President-elect Donald Trump’s threat of a 25% tariff on all Canadian goods entering the U.S. as of his first day in office has to be taken seriously. Seventy-eight percent of our exports (and about 42% of our economy) are based on trade with the U.S.

China’s trade with the U.S. gets a lot of international coverage. However, Canada’s trade with its southern neighbour is just about as big in dollar terms. China sends goods worth about $1.25 trillion to the U.S. every year; Canada sends around $1 trillion.

So, if Trump were to follow through on the threat he issued Monday, the effect on the Canadian economy could be devastating. After nine years of woke Liberal economic policies, we are teetering on a recession anyway with devasting industrial productivity, slow job growth, high food prices and declining per capita GDP. Our economy and jobs cannot absorb a blow like the one threatened by Trump.

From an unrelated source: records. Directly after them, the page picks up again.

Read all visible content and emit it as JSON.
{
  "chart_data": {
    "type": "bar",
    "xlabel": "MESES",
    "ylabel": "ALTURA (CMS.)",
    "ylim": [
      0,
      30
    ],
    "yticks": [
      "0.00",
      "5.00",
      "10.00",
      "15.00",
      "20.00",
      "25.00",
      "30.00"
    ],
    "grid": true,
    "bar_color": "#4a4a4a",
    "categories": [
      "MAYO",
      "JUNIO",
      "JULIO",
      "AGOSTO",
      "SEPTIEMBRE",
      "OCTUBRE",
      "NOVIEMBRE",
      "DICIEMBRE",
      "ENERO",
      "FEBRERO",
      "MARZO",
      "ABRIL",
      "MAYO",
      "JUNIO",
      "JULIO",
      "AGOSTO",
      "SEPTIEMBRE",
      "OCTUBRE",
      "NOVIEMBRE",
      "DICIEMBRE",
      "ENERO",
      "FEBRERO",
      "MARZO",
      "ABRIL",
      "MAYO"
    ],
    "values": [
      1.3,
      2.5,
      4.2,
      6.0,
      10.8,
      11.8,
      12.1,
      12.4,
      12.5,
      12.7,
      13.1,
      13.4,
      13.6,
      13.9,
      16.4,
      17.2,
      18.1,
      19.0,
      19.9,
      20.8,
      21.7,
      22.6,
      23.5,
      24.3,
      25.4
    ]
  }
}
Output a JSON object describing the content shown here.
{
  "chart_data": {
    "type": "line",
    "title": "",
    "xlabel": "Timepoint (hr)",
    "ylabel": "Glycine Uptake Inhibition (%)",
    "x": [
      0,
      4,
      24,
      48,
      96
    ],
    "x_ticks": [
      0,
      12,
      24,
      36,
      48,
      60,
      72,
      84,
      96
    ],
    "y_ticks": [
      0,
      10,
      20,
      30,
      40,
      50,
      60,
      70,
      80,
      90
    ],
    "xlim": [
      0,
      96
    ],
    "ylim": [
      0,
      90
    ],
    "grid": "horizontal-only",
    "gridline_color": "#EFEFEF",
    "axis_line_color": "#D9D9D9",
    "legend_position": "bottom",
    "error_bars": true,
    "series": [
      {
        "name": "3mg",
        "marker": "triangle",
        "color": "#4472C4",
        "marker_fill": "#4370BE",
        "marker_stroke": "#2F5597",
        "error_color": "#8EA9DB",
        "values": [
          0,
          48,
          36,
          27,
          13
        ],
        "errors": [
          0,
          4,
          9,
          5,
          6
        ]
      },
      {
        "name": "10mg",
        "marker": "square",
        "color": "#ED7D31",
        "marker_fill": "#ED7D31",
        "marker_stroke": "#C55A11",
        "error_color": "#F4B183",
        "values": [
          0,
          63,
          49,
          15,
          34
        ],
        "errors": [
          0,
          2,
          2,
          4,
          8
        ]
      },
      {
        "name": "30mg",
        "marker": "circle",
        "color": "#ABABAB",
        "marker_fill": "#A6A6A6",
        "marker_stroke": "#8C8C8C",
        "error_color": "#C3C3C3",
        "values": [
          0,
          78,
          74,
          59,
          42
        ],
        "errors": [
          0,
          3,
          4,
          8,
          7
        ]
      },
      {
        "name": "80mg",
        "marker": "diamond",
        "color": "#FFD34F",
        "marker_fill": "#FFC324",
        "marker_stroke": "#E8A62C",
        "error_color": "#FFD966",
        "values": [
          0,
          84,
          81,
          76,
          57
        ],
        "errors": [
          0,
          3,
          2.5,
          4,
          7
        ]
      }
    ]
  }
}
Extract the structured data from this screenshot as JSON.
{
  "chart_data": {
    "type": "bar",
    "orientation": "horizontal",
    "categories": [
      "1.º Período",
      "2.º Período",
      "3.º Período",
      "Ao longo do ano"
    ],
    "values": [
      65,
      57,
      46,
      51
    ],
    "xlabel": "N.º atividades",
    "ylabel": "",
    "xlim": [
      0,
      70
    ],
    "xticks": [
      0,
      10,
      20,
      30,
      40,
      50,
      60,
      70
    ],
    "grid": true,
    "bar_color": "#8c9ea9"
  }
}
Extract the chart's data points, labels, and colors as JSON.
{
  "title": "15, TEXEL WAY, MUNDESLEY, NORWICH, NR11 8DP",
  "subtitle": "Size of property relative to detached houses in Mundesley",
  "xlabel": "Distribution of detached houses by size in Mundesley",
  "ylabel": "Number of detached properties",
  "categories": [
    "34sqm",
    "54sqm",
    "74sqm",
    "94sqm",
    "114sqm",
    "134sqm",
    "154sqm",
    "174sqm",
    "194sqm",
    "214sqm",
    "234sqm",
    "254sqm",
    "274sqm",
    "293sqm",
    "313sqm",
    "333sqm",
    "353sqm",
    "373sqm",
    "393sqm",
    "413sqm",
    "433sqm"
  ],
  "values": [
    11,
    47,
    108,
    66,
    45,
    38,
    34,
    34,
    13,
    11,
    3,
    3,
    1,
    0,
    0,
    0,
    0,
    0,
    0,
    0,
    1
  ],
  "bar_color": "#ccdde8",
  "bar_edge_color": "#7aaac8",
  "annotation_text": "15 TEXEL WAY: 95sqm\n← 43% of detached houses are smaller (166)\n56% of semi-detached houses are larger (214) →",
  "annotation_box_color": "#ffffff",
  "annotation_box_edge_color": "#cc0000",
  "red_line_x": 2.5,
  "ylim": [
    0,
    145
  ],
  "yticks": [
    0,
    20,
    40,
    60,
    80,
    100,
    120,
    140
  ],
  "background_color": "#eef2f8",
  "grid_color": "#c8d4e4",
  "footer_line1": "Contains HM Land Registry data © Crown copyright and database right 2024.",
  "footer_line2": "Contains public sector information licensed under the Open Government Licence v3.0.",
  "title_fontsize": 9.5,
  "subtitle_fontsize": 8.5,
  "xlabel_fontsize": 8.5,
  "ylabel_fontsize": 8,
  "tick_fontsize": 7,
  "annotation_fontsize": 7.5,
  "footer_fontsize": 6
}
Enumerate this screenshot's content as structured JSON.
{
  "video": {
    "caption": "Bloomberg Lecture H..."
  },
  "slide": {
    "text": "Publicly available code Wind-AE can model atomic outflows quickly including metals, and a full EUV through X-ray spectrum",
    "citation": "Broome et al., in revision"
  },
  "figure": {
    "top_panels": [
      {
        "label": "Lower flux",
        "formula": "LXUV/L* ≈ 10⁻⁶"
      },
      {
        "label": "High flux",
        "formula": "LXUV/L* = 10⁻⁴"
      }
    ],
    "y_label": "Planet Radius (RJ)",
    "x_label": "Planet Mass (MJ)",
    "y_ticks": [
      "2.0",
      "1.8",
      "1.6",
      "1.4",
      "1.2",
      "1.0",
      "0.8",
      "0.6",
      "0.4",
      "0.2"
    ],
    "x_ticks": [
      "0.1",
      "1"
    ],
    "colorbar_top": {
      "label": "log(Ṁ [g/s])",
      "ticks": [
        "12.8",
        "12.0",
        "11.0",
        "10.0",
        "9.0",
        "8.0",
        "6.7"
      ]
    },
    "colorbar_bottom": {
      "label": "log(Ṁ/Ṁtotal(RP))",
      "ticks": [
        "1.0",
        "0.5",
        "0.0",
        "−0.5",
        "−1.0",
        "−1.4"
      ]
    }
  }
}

The effect of Trump’s tariffs would be noticeable on the U.S. economy, too. Americans, especially those in the Midwest, rely on four million barrels of Canadian oil imported every day. Adding 25% to the cost of that oil could add about 50 cents a gallon or more to the price of U.S. gasoline.

And the North American auto industry is so thoroughly integrated, with parts and finished vehicles trading daily between the two countries in both directions, that Trump’s tariff, if applied to every axle, carburetor and pickup, could add $3,000 or more to the price of every car and light-duty truck sold stateside.

Canadians, though, should remember there was a second part to Trump’s tariff announcement. He will impose high tariffs on all goods from Canada, he promised, until we stem the flow of illegal aliens and drugs entering the U.S. from our side of the border.

We should treat his tariff threat as serious, but not inevitable.

While far fewer illegals attempt to get into the U.S. through Canada than through Mexico, illegal crossings from here have risen dramatically, especially this year.

American border officers detained or turned away about 3.2 million illegal immigrants trying to cross into the U.S. from Mexico in 2023. By comparison, they turned away only 12,000 coming from Canada.

However, as of the end of August, that number had jumped to 18,000, a 50% increase in just the first eight months of 2024. By far the largest number is from India. People fly to Canada because it’s easier to be admitted here. Then they attempt to sneak into the U.S., which was likely their original goal all along.

RECOMMENDED VIDEO

An RCMP source this week told Montreal Global News reporter Mackenzie Grey that people who enter Canada legally, then try to cross illegally in the U.S., are 90% of what they’re doing at the border at the moment.

The Americans also know we have 4.9 million people in our country whose visas will expire between now and December 2025. And they know we have no way of forcing the holders of expired visas to leave.

Canadian authorities may be worried about a migrant wave rushing here from the U.S. as foreign nationals flee Trump’s impending “mass deportation.” Yet American authorities are just as worried Canada’s lax immigration system is becoming a backdoor into the U.S.

Even if we are just talking about legal immigrants. On a per capita basis, Canada admits almost five times more immigrants than the U.S. And even after the Liberals’ recently announced cutbacks, we will still be admitting four times more.

The Americans can’t police our entire shared border, and neither can we. That is what worries the Trump administration.

Fixing our immigration problem would be worth doing on its own, even if only to save our housing markets and health-care systems. But doing it to save our economy, too, makes it doubly essential.